For Claire Simons and her husband, Chad, it all started when their son brought home a snickerdoodle made from cricket flour on Earth Day. The cookie was delicious, and the next day the Simons, long concerned about the American diet and the destructive impact of industrial agriculture, began building a cricket habitat in their basement. A year later, in 2016, they launched their cricket farm, and by 2018 they were producing cricket treats on an urban farm in a Minneapolis warehouse.
In “The Three Cricketeers,” the first runner-up in the 2022 Yale Environment 360 film competition, filmmaker Sue Williams tells the story of the Simons’ efforts to raise countless crickets and turn them into chocolate-covered crickets, snacks for cricket and cricket powder used in baking, all under the 3Cricketeers brand. (The third cricketer is their son, Maddox.) As the film notes, eating insects, or entomophagy, is common in many parts of the world, and Claire Simons touts the food as having anti-bug properties. inflammatory, antidiabetic and anti-hypertensive properties.
Crickets, she says, require ‘only a fraction of the soil, food and water [of] other sources of protein.
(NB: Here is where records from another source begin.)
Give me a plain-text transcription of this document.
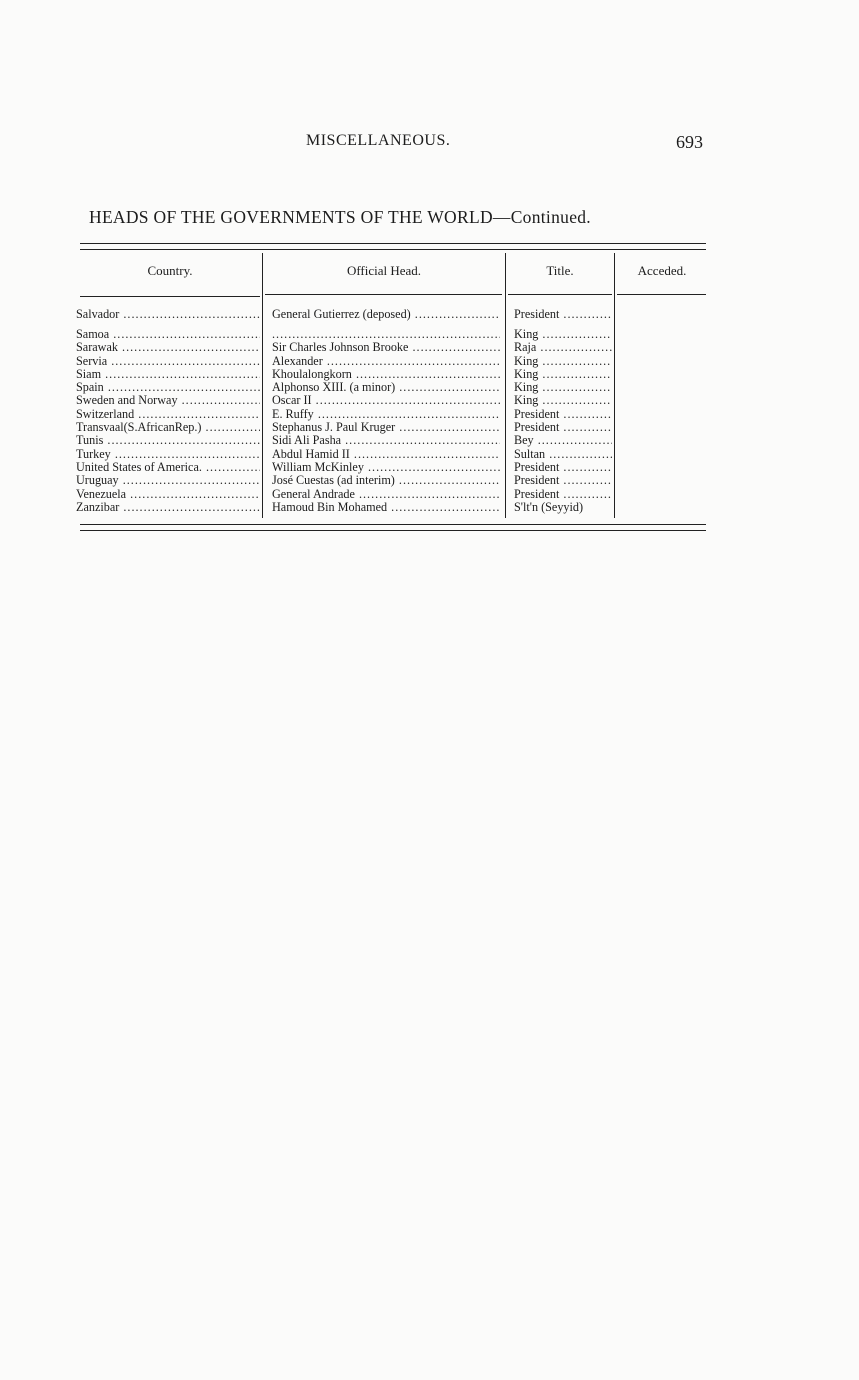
MISCELLANEOUS.	693
HEADS OF THE GOVERNMENTS OF THE WORLD—Continued.
Country.	Official Head.	Title.	Acceded.
Salvador .....	General Gutierrez (deposed) .....	President .....
Samoa .....
.....	King .....
Sarawak .....	Sir Charles Johnson Brooke .....	Raja .....
Servia .....	Alexander .....	King .....
Siam .....	Khoulalongkorn .....	King .....
Spain .....	Alphonso XIII. (a minor) .....	King .....
Sweden and Norway .....	Oscar II .....	King .....
Switzerland .....	E. Ruffy .....	President .....
Transvaal(S.AfricanRep.) .....	Stephanus J. Paul Kruger .....	President .....
Tunis .....	Sidi Ali Pasha .....	Bey .....
Turkey .....	Abdul Hamid II .....	Sultan .....
United States of America. .....	William McKinley .....	President .....
Uruguay .....	José Cuestas (ad interim) .....	President .....
Venezuela .....	General Andrade .....	President .....
Zanzibar .....	Hamoud Bin Mohamed .....	S'lt'n (Seyyid)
And raising crickets, Simons says, generates virtually no greenhouse gases. “So climate change is our mission,” Simons told Sue Williams. “We’re very into that, and it lets us get up in the morning and know that – that’s not the answer, but raising crickets is one piece of the puzzle.”
About the filmmakers: Sue Williams is an award-winning producer and director whose films have aired on television in dozens of countries, including on PBS in the United States, and performed at festivals around the world. His latest documentary, Denise Ho: becoming the song, was a New York Times critics pick. Christina Kelly is a filmmaker and visual artist whose works have screened at the New Festival, Brooklyn International Film Festival, Animation Block Party and Paris Short Film Festival. Sam Shinn is an Emmy Award-winning producer and cinematographer for documentaries, television programs and independent feature films.
About the contest: The Yale Environment 360 Film Contest awards the best environmental documentaries of the year, with the aim of recognizing work that has not been widely seen before. This year we received 490 submissions from six continents, with a prize of $2,000 for the winner.